Double act David Yates (director of the last four films) and Steve Kloves (screenplays for all bar the fifth film, Order of the Phoenix) have faithfully turned J.K. Rowling’s words into the fast-paced scenes which (thankfully) move along at a fair lick (and even the dreaded 3-D isn’t too distracting). And unlike, say, the last part of the Lord of the Rings trilogy, it never lapses into a farewell tour or lap of honor but, far braver, keeps its nerve right up until the final reel. The flashback sequence starring Snape is as significant as any scene you’ll watch at the movies this year. And memorable moments can still shine through alongside the grandeur of the set pieces: witness the wonderfully awkward embrace between Voldemort and Tom Felton’s Draco Malfoy (note to non-British readers: that’s not so much pure evil welcoming his potential protégé back into the fold, but actually how two Brits could hug it out).

And our stars can act it out too: Radcliffe clearly has a post-Potter future (Broadway can currently testify to that), Grint gets to do far more than provide the comic foil and Watson is no mere mouthpiece for one “brilliant” after another (though they’re there). If she sticks with this profession, she’ll surely put bums on seats. By the time all’s said and done, you’re left to reflect that the franchise, thanks to its utter refusal to cast anyone but homegrown talent throughout, can comfortably sit alongside previous British triumphs such as A Matter of Life and Death (known as Stairway to Heaven in America and known to this writer as the finest British movie of all time) and Brief Encounter.

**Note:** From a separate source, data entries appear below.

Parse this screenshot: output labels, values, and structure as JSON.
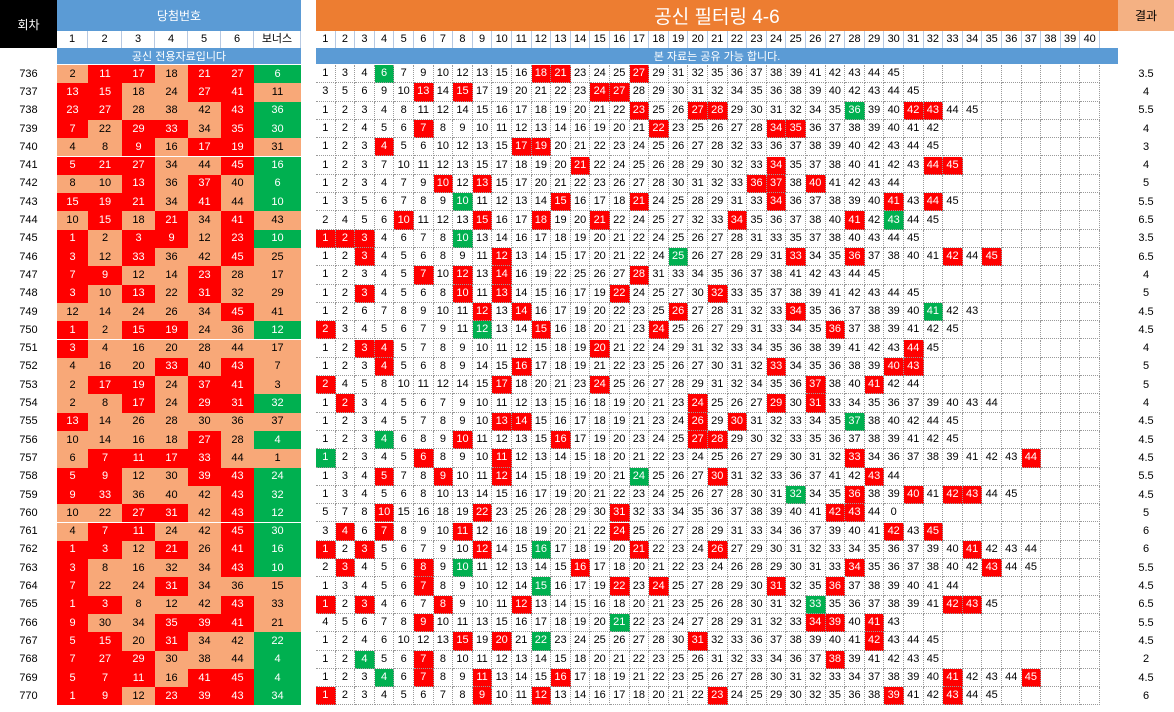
{
  "header": {
    "round_label": "회차",
    "winning_label": "당첨번호",
    "title": "공신 필터링 4-6",
    "result_label": "결과",
    "win_cols": [
      "1",
      "2",
      "3",
      "4",
      "5",
      "6",
      "보너스"
    ],
    "filter_max": 40,
    "left_banner": "공신 전용자료입니다",
    "right_banner": "본 자료는 공유 가능 합니다."
  },
  "colors": {
    "black": "#000000",
    "blue_header": "#5b9bd5",
    "orange_header": "#ed7d31",
    "result_header": "#f4b183",
    "red": "#ff0000",
    "green": "#00b050",
    "dark_green": "#008000",
    "salmon": "#f8a878"
  },
  "rows": [
    {
      "round": "736",
      "nums": [
        "2",
        "11",
        "17",
        "18",
        "21",
        "27"
      ],
      "bonus": "6",
      "filter": "1 3 4 6 7 9 10 12 13 15 16 18 21 23 24 25 27 29 31 32 35 36 37 38 39 41 42 43 44 45",
      "result": "3.5"
    },
    {
      "round": "737",
      "nums": [
        "13",
        "15",
        "18",
        "24",
        "27",
        "41"
      ],
      "bonus": "11",
      "filter": "3 5 6 9 10 13 14 15 17 19 20 21 22 23 24 27 28 29 30 31 32 34 35 36 38 39 40 42 43 44 45",
      "result": "4"
    },
    {
      "round": "738",
      "nums": [
        "23",
        "27",
        "28",
        "38",
        "42",
        "43"
      ],
      "bonus": "36",
      "filter": "1 2 3 4 8 11 12 14 15 16 17 18 19 20 21 22 23 25 26 27 28 29 30 31 32 34 35 36 39 40 42 43 44 45",
      "result": "5.5"
    },
    {
      "round": "739",
      "nums": [
        "7",
        "22",
        "29",
        "33",
        "34",
        "35"
      ],
      "bonus": "30",
      "filter": "1 2 4 5 6 7 8 9 10 11 12 13 14 16 19 20 21 22 23 25 26 27 28 34 35 36 37 38 39 40 41 42",
      "result": "4"
    },
    {
      "round": "740",
      "nums": [
        "4",
        "8",
        "9",
        "16",
        "17",
        "19"
      ],
      "bonus": "31",
      "filter": "1 2 3 4 5 6 10 12 13 15 17 19 20 21 22 23 24 25 26 27 28 32 33 36 37 38 39 40 42 43 44 45",
      "result": "3"
    },
    {
      "round": "741",
      "nums": [
        "5",
        "21",
        "27",
        "34",
        "44",
        "45"
      ],
      "bonus": "16",
      "filter": "1 2 3 7 10 11 12 13 15 17 18 19 20 21 22 24 25 26 28 29 30 32 33 34 35 37 38 40 41 42 43 44 45",
      "result": "4"
    },
    {
      "round": "742",
      "nums": [
        "8",
        "10",
        "13",
        "36",
        "37",
        "40"
      ],
      "bonus": "6",
      "filter": "1 2 3 4 7 9 10 12 13 15 17 20 21 22 23 26 27 28 30 31 32 33 36 37 38 40 41 42 43 44",
      "result": "5"
    },
    {
      "round": "743",
      "nums": [
        "15",
        "19",
        "21",
        "34",
        "41",
        "44"
      ],
      "bonus": "10",
      "filter": "1 3 5 6 7 8 9 10 11 12 13 14 15 16 17 18 21 24 25 28 29 31 33 34 36 37 38 39 40 41 43 44 45",
      "result": "5.5"
    },
    {
      "round": "744",
      "nums": [
        "10",
        "15",
        "18",
        "21",
        "34",
        "41"
      ],
      "bonus": "43",
      "filter": "2 4 5 6 10 11 12 13 15 16 17 18 19 20 21 22 24 25 27 32 33 34 35 36 37 38 40 41 42 43 44 45",
      "result": "6.5"
    },
    {
      "round": "745",
      "nums": [
        "1",
        "2",
        "3",
        "9",
        "12",
        "23"
      ],
      "bonus": "10",
      "filter": "1 2 3 4 6 7 8 10 13 14 16 17 18 19 20 21 22 24 25 26 27 28 31 33 35 37 38 40 43 44 45",
      "result": "3.5"
    },
    {
      "round": "746",
      "nums": [
        "3",
        "12",
        "33",
        "36",
        "42",
        "45"
      ],
      "bonus": "25",
      "filter": "1 2 3 4 5 6 8 9 11 12 13 14 15 17 20 21 22 24 25 26 27 28 29 31 33 34 35 36 37 38 40 41 42 44 45",
      "result": "6.5"
    },
    {
      "round": "747",
      "nums": [
        "7",
        "9",
        "12",
        "14",
        "23",
        "28"
      ],
      "bonus": "17",
      "filter": "1 2 3 4 5 7 10 12 13 14 16 19 22 25 26 27 28 31 33 34 35 36 37 38 41 42 43 44 45",
      "result": "4"
    },
    {
      "round": "748",
      "nums": [
        "3",
        "10",
        "13",
        "22",
        "31",
        "32"
      ],
      "bonus": "29",
      "filter": "1 2 3 4 5 6 8 10 11 13 14 15 16 17 19 22 24 25 27 30 32 33 35 37 38 39 41 42 43 44 45",
      "result": "5"
    },
    {
      "round": "749",
      "nums": [
        "12",
        "14",
        "24",
        "26",
        "34",
        "45"
      ],
      "bonus": "41",
      "filter": "1 2 6 7 8 9 10 11 12 13 14 16 17 19 20 22 23 25 26 27 28 31 32 33 34 35 36 37 38 39 40 41 42 43",
      "result": "4.5"
    },
    {
      "round": "750",
      "nums": [
        "1",
        "2",
        "15",
        "19",
        "24",
        "36"
      ],
      "bonus": "12",
      "filter": "2 3 4 5 6 7 9 11 12 13 14 15 16 18 20 21 23 24 25 26 27 29 31 33 34 35 36 37 38 39 41 42 45",
      "result": "4.5"
    },
    {
      "round": "751",
      "nums": [
        "3",
        "4",
        "16",
        "20",
        "28",
        "44"
      ],
      "bonus": "17",
      "filter": "1 2 3 4 5 7 8 9 10 11 12 15 18 19 20 21 22 24 29 31 32 33 34 35 36 38 39 41 42 43 44 45",
      "result": "4"
    },
    {
      "round": "752",
      "nums": [
        "4",
        "16",
        "20",
        "33",
        "40",
        "43"
      ],
      "bonus": "7",
      "filter": "1 2 3 4 5 6 8 9 14 15 16 17 18 19 21 22 23 25 26 27 30 31 32 33 34 35 36 38 39 40 43",
      "result": "5"
    },
    {
      "round": "753",
      "nums": [
        "2",
        "17",
        "19",
        "24",
        "37",
        "41"
      ],
      "bonus": "3",
      "filter": "2 4 5 8 10 11 12 14 15 17 18 20 21 23 24 25 26 27 28 29 31 32 34 35 36 37 38 40 41 42 44",
      "result": "5"
    },
    {
      "round": "754",
      "nums": [
        "2",
        "8",
        "17",
        "24",
        "29",
        "31"
      ],
      "bonus": "32",
      "filter": "1 2 3 4 5 6 7 9 10 11 12 13 15 16 18 19 20 21 23 24 25 26 27 29 30 31 33 34 35 36 37 39 40 43 44",
      "result": "4"
    },
    {
      "round": "755",
      "nums": [
        "13",
        "14",
        "26",
        "28",
        "30",
        "36"
      ],
      "bonus": "37",
      "filter": "1 2 3 4 5 7 8 9 10 13 14 15 16 17 18 19 21 23 24 26 29 30 31 32 33 34 35 37 38 40 42 44 45",
      "result": "4.5"
    },
    {
      "round": "756",
      "nums": [
        "10",
        "14",
        "16",
        "18",
        "27",
        "28"
      ],
      "bonus": "4",
      "filter": "1 2 3 4 6 8 9 10 11 12 13 15 16 17 19 20 23 24 25 27 28 29 30 32 33 35 36 37 38 39 41 42 45",
      "result": "4.5"
    },
    {
      "round": "757",
      "nums": [
        "6",
        "7",
        "11",
        "17",
        "33",
        "44"
      ],
      "bonus": "1",
      "filter": "1 2 3 4 5 6 8 9 10 11 12 13 14 15 18 20 21 22 23 24 25 26 27 29 30 31 32 33 34 36 37 38 39 41 42 43 44",
      "result": "4.5"
    },
    {
      "round": "758",
      "nums": [
        "5",
        "9",
        "12",
        "30",
        "39",
        "43"
      ],
      "bonus": "24",
      "filter": "1 3 4 5 7 8 9 10 11 12 14 15 18 19 20 21 24 25 26 27 30 31 32 33 36 37 41 42 43 44",
      "result": "5.5"
    },
    {
      "round": "759",
      "nums": [
        "9",
        "33",
        "36",
        "40",
        "42",
        "43"
      ],
      "bonus": "32",
      "filter": "1 3 4 5 6 8 10 13 14 15 16 17 19 20 21 22 23 24 25 26 27 28 30 31 32 34 35 36 38 39 40 41 42 43 44 45",
      "result": "4.5"
    },
    {
      "round": "760",
      "nums": [
        "10",
        "22",
        "27",
        "31",
        "42",
        "43"
      ],
      "bonus": "12",
      "filter": "5 7 8 10 15 16 18 19 22 23 25 26 28 29 30 31 32 33 34 35 36 37 38 39 40 41 42 43 44 0",
      "result": "5"
    },
    {
      "round": "761",
      "nums": [
        "4",
        "7",
        "11",
        "24",
        "42",
        "45"
      ],
      "bonus": "30",
      "filter": "3 4 6 7 8 9 10 11 12 16 18 19 20 21 22 24 25 26 27 28 29 31 33 34 36 37 39 40 41 42 43 45",
      "result": "6"
    },
    {
      "round": "762",
      "nums": [
        "1",
        "3",
        "12",
        "21",
        "26",
        "41"
      ],
      "bonus": "16",
      "filter": "1 2 3 5 6 7 9 10 12 14 15 16 17 18 19 20 21 22 23 24 26 27 29 30 31 32 33 34 35 36 37 39 40 41 42 43 44",
      "result": "6"
    },
    {
      "round": "763",
      "nums": [
        "3",
        "8",
        "16",
        "32",
        "34",
        "43"
      ],
      "bonus": "10",
      "filter": "2 3 4 5 6 8 9 10 11 12 13 14 15 16 17 18 20 21 22 23 24 26 28 29 30 31 33 34 35 36 37 38 40 42 43 44 45",
      "result": "5.5"
    },
    {
      "round": "764",
      "nums": [
        "7",
        "22",
        "24",
        "31",
        "34",
        "36"
      ],
      "bonus": "15",
      "filter": "1 3 4 5 6 7 8 9 10 12 14 15 16 17 19 22 23 24 25 27 28 29 30 31 32 35 36 37 38 39 40 41 44",
      "result": "4.5"
    },
    {
      "round": "765",
      "nums": [
        "1",
        "3",
        "8",
        "12",
        "42",
        "43"
      ],
      "bonus": "33",
      "filter": "1 2 3 4 6 7 8 9 10 11 12 13 14 15 16 18 20 21 23 25 26 28 30 31 32 33 35 36 37 38 39 41 42 43 45",
      "result": "6.5"
    },
    {
      "round": "766",
      "nums": [
        "9",
        "30",
        "34",
        "35",
        "39",
        "41"
      ],
      "bonus": "21",
      "filter": "4 5 6 7 8 9 10 11 13 15 16 17 18 19 20 21 22 23 24 27 28 29 31 32 33 34 39 40 41 43",
      "result": "5.5"
    },
    {
      "round": "767",
      "nums": [
        "5",
        "15",
        "20",
        "31",
        "34",
        "42"
      ],
      "bonus": "22",
      "filter": "1 2 4 6 10 12 13 15 19 20 21 22 23 24 25 26 27 28 30 31 32 33 36 37 38 39 40 41 42 43 44 45",
      "result": "4.5"
    },
    {
      "round": "768",
      "nums": [
        "7",
        "27",
        "29",
        "30",
        "38",
        "44"
      ],
      "bonus": "4",
      "filter": "1 2 4 5 6 7 8 10 11 12 13 14 15 18 20 21 22 23 25 26 31 32 33 34 36 37 38 39 41 42 43 45",
      "result": "2"
    },
    {
      "round": "769",
      "nums": [
        "5",
        "7",
        "11",
        "16",
        "41",
        "45"
      ],
      "bonus": "4",
      "filter": "1 2 3 4 6 7 8 9 11 13 14 15 16 17 18 19 21 22 23 25 26 27 28 30 31 32 33 34 37 38 39 40 41 42 43 44 45",
      "result": "4.5"
    },
    {
      "round": "770",
      "nums": [
        "1",
        "9",
        "12",
        "23",
        "39",
        "43"
      ],
      "bonus": "34",
      "filter": "1 2 3 4 5 6 7 8 9 10 11 12 13 14 16 17 18 20 21 22 23 24 25 29 30 32 35 36 38 39 41 42 43 44 45",
      "result": "6"
    }
  ]
}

Isn’t it beautiful?

(MORE: See TIME’s full review of the new Harry Potter)

Winnie the Pooh


You’d have to be mighty brave to even contemplate taking on the might of Harry Potter and his pals: who would even dare to come out in the same week? Only one name could possibly spring to mind though not in the mind of anyone sane for it is Winnie the Pooh.

But you know what? On reflection, it might be the smartest move Disney could have come up with, precisely because the reboot (can we even call it that without dissolving into laughter?) resolutely leaves out the CGI and (God forbid) 3D, rather rendering and animating in exactly the same style as the beloved 1960’s classics. That’s how you get from classic to classy in two letters and one step.

And so enjoy stepping back in time with the “bear of very little brain” as well as his friends Tigger, Rabbit, Piglet, Kanga, Roo and Eeyore. The story centers on the Owl sending all concerned on a quest to save Christopher Robin from an imaginary culprit. It’s nothing you won’t have seen before but the brisk running time (take out the end credits and it’s bang on 60 minutes) and oh so pleasant voices of John Cleese, Jim Cummings and Zooey Deschanel will transport you back to a simpler era. And if ever there was a moment for British writing to be showcased, with both authors also known primarily by their initials, it had to be this week: take a bow J.K. Rowling and A.A. Milne.

NewsFeed’s Flicks Pick: You really were a wizard, Harry, and the final part almost has no equals, only arguably bettered by Harry Potter and the Prisoner of Azkaban.